Dat blijkt uit een onderzoek van het bureau Kaski, in opdracht van het rooms-katholieke televisieprogramma Studio RKK. De onderzoekers ondervroegen 338 kerkleden, van wie er 177 rooms-katholiek zijn en 161 hervormd of gereformeerd.
Studio RKK presenteerde de onderzoeksresultaten vanmiddag. In de christelijke traditie is het woensdag Aswoensdag, de eerste dag van de veertigdagentijd, de periode voor Pasen. Voor een aantal christenen is de veertigdagentijd traditiegetrouw een periode van vasten en inkeer.
Ruim de helft van de ondervraagden zegt wel bewondering te hebben voor mensen die vasten. Slechts 11 procent vindt vasten overdreven, achterhaald of onnodig. Eenvijfde van de ondervraagden associeert vasten met het christelijke geloof of met de Rooms-Katholieke Kerk. Dat zijn vooral rooms-katholieken. Protestanten denken behalve aan het christelijke geloof ook aan de islam. Zes procent van de ondervraagden verbindt vasten met een sapvastenkuur, afvallen of lijnen.

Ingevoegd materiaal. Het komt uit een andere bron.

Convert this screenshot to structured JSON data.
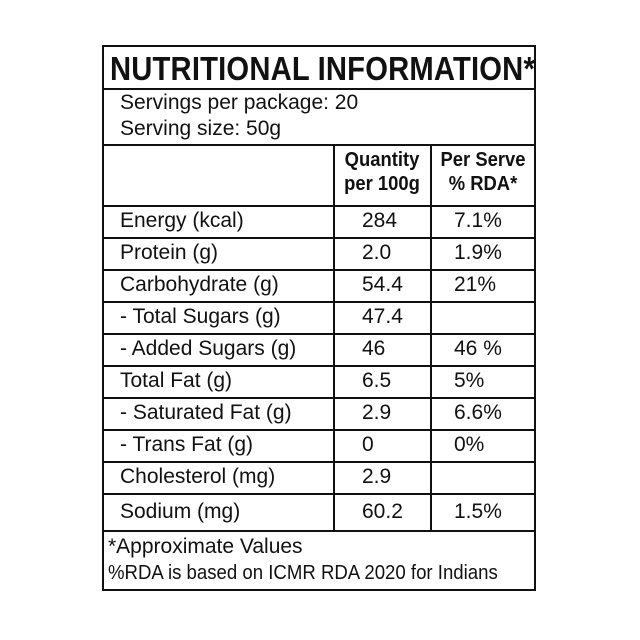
{
  "panel": {
    "title": "NUTRITIONAL INFORMATION*",
    "servings_per_package": "Servings per package: 20",
    "serving_size": "Serving size: 50g"
  },
  "columns": {
    "quantity_line1": "Quantity",
    "quantity_line2": "per 100g",
    "rda_line1": "Per Serve",
    "rda_line2": "% RDA*"
  },
  "rows": [
    {
      "name": "Energy (kcal)",
      "quantity": "284",
      "rda": "7.1%"
    },
    {
      "name": "Protein (g)",
      "quantity": "2.0",
      "rda": "1.9%"
    },
    {
      "name": "Carbohydrate (g)",
      "quantity": "54.4",
      "rda": "21%"
    },
    {
      "name": "- Total Sugars (g)",
      "quantity": "47.4",
      "rda": ""
    },
    {
      "name": "- Added Sugars (g)",
      "quantity": "46",
      "rda": "46 %"
    },
    {
      "name": "Total Fat (g)",
      "quantity": "6.5",
      "rda": "5%"
    },
    {
      "name": "- Saturated Fat (g)",
      "quantity": "2.9",
      "rda": "6.6%"
    },
    {
      "name": "- Trans Fat (g)",
      "quantity": "0",
      "rda": "0%"
    },
    {
      "name": "Cholesterol (mg)",
      "quantity": "2.9",
      "rda": ""
    },
    {
      "name": "Sodium (mg)",
      "quantity": "60.2",
      "rda": "1.5%"
    }
  ],
  "footnotes": {
    "approx": "*Approximate Values",
    "rda_basis": "%RDA is based on ICMR RDA 2020 for Indians"
  }
}
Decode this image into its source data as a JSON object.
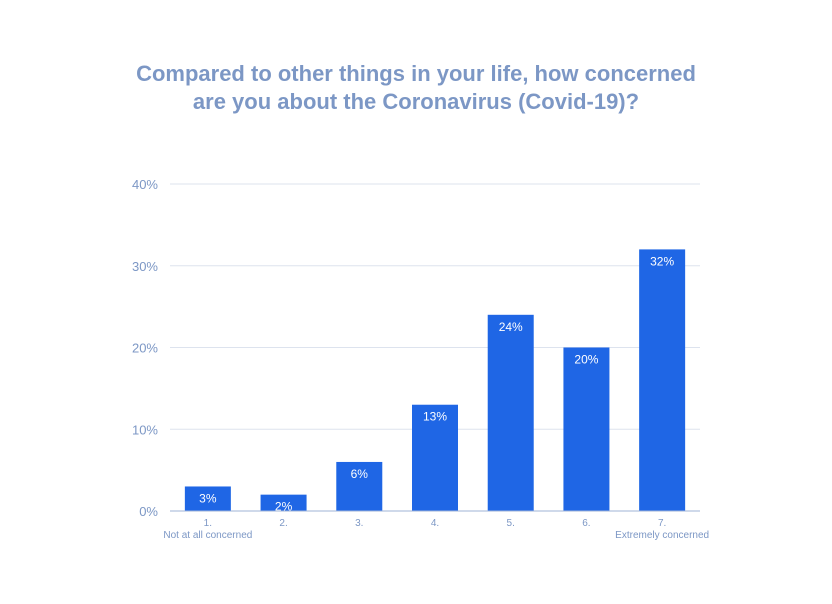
{
  "chart_data": {
    "type": "bar",
    "title_lines": [
      "Compared to other things in your life, how concerned",
      "are you about the Coronavirus (Covid-19)?"
    ],
    "categories": [
      "1.",
      "2.",
      "3.",
      "4.",
      "5.",
      "6.",
      "7."
    ],
    "category_sublabels": [
      "Not at all concerned",
      "",
      "",
      "",
      "",
      "",
      "Extremely concerned"
    ],
    "values": [
      3,
      2,
      6,
      13,
      24,
      20,
      32
    ],
    "data_labels": [
      "3%",
      "2%",
      "6%",
      "13%",
      "24%",
      "20%",
      "32%"
    ],
    "ylim": [
      0,
      40
    ],
    "yticks": [
      0,
      10,
      20,
      30,
      40
    ],
    "ytick_labels": [
      "0%",
      "10%",
      "20%",
      "30%",
      "40%"
    ],
    "grid": true,
    "legend": "none",
    "colors": {
      "bar": "#1f66e5",
      "text": "#7c97c5",
      "grid": "#dde3ee",
      "axis": "#9fb3d6",
      "label": "#ffffff"
    }
  }
}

Vasten heeft voor mensen die eerder hebben gevast of van plan zijn te vasten, vooral te maken met sober eten, geen of minder vlees consumeren en niet of minder snoepen. Ook geld opzij leggen voor een goed doel en geen of minder alcohol drinken scoren hoog. Ongeveer 60 procent kiest voor meer vormen van vasten tegelijk. Geen of minder televisiekijken, geen of minder seksuele gemeenschap en niet of minder roken zijn vormen die weinig worden genoemd. De ondervraagden vasten vooral om religieuze redenen, om zich te bezinnen, en in mindere mate uit solidariteit met de armen.